À CAE, diverses initiatives lancées l’année dernière nous aident à bâtir une culture plus inclusive et plus diverse, où tous les employés peuvent se sentir respectés et acceptés tels qu’ils sont. On s’engage à ce que ce soit une priorité stratégique cette année et pour les années à venir.
Le premier but de ces initiatives vise à augmenter le nombre de femmes à CAE. Nous avons évalué les meilleures pratiques actuelles et fixé des objectifs pour recruter et placer davantage de dirigeantes. C’est connu, les femmes sont sous-représentées dans le domaine du génie, et nous avons besoin de leurs compétences et de ce qu’elles ont à apporter. Faites passer le mot !

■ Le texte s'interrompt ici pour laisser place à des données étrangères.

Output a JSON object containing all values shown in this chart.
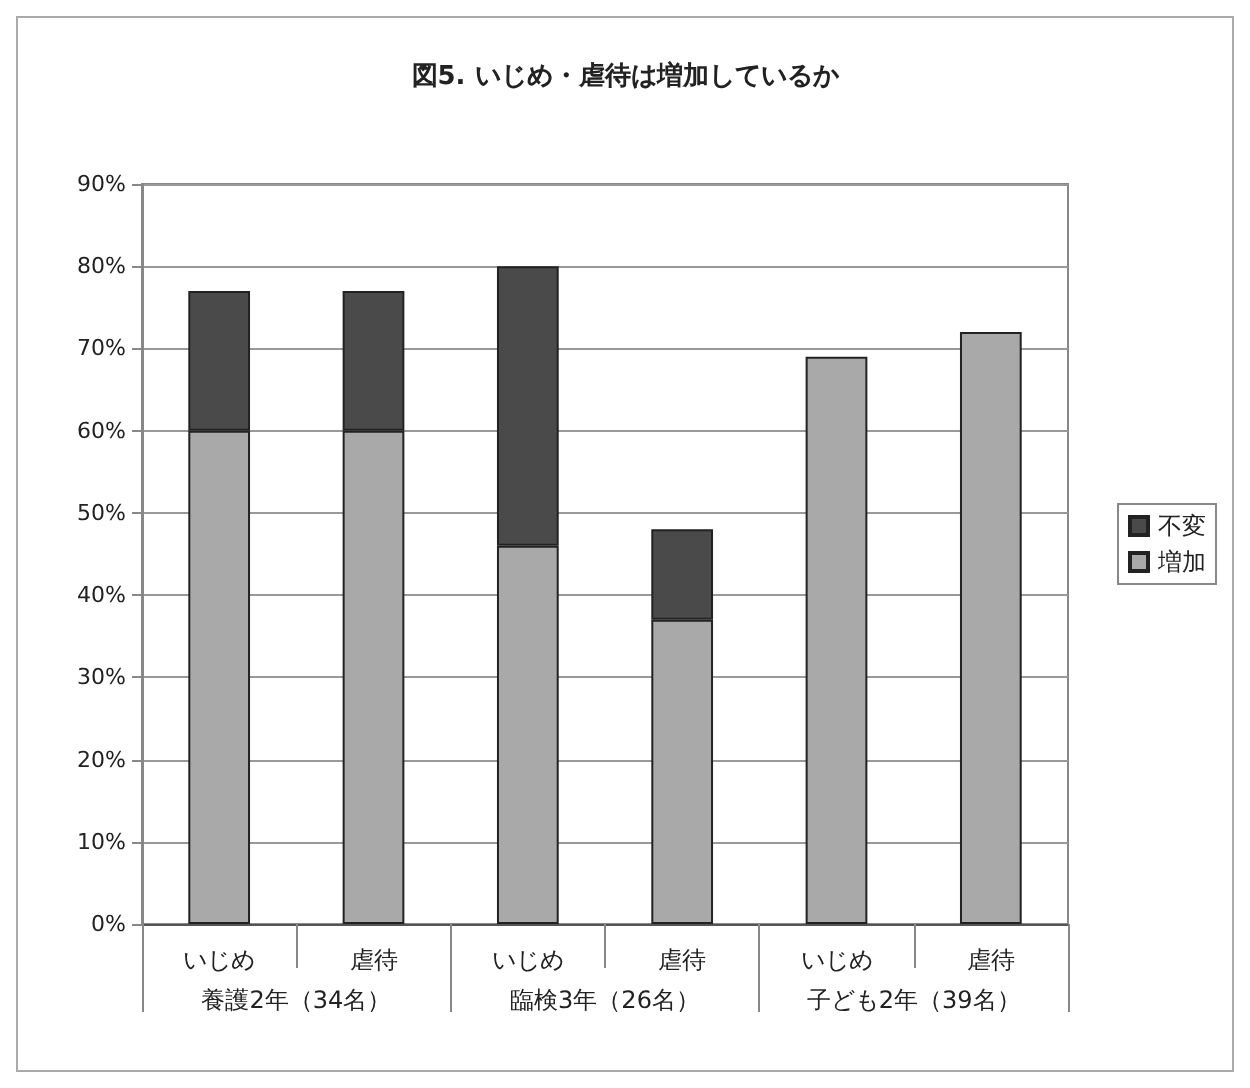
{
  "chart_data": {
    "type": "bar",
    "title": "図5. いじめ・虐待は増加しているか",
    "categories": [
      "いじめ",
      "虐待",
      "いじめ",
      "虐待",
      "いじめ",
      "虐待"
    ],
    "annotations": [
      "養護2年（34名）",
      "臨検3年（26名）",
      "子ども2年（39名）"
    ],
    "stacked": true,
    "series": [
      {
        "name": "増加",
        "color": "#a9a9a9",
        "values": [
          60,
          60,
          46,
          37,
          69,
          72
        ]
      },
      {
        "name": "不変",
        "color": "#4a4a4a",
        "values": [
          17,
          17,
          34,
          11,
          null,
          null
        ]
      }
    ],
    "ylim": [
      0,
      90
    ],
    "yticks": [
      {
        "value": 0,
        "label": "0%"
      },
      {
        "value": 10,
        "label": "10%"
      },
      {
        "value": 20,
        "label": "20%"
      },
      {
        "value": 30,
        "label": "30%"
      },
      {
        "value": 40,
        "label": "40%"
      },
      {
        "value": 50,
        "label": "50%"
      },
      {
        "value": 60,
        "label": "60%"
      },
      {
        "value": 70,
        "label": "70%"
      },
      {
        "value": 80,
        "label": "80%"
      },
      {
        "value": 90,
        "label": "90%"
      }
    ],
    "grid": "y",
    "legend": "right"
  }
}
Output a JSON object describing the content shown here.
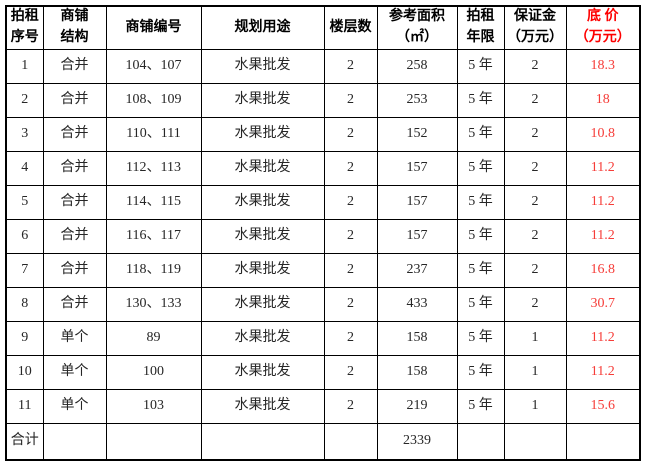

Pour développer des partenariats internationaux comme celui que CAE a, par exemple, mis en place avec Singapore Airlines, sur quelle vision de la mondialisation faut-il s’appuyer ?
Notre vision de la mondialisation est à l’image de CAE. Présents dans 35 pays, nos employés vivent la culture et parlent la langue de nos clients. Ils comprennent leur réalité et leurs besoins. Quand vient le temps d’établir un partenariat, notre force réside dans cette proximité et dans cette compréhension mutuelle. Nous devons être proches de nos clients pour pouvoir établir le solide lien de confiance qui peut mener à de tels partenariats.
Qu’est-ce qui fait de vous un PDG heureux ?
Aujourd’hui, j’ai le privilège d’être à la tête de CAE, une entreprise extraordinaire. Le succès de notre entreprise, je le dois à nos plus de 9 000 employés répartis dans le monde, dont près de 2 000 sont des scientifiques et, en général, des diplômés en génie. Des employés brillants et passionnés.
Je tire aussi une grande satisfaction de voir les gens se développer et évoluer, et de sentir que, peut-être, j’ai pu jouer un rôle dans cette évolution.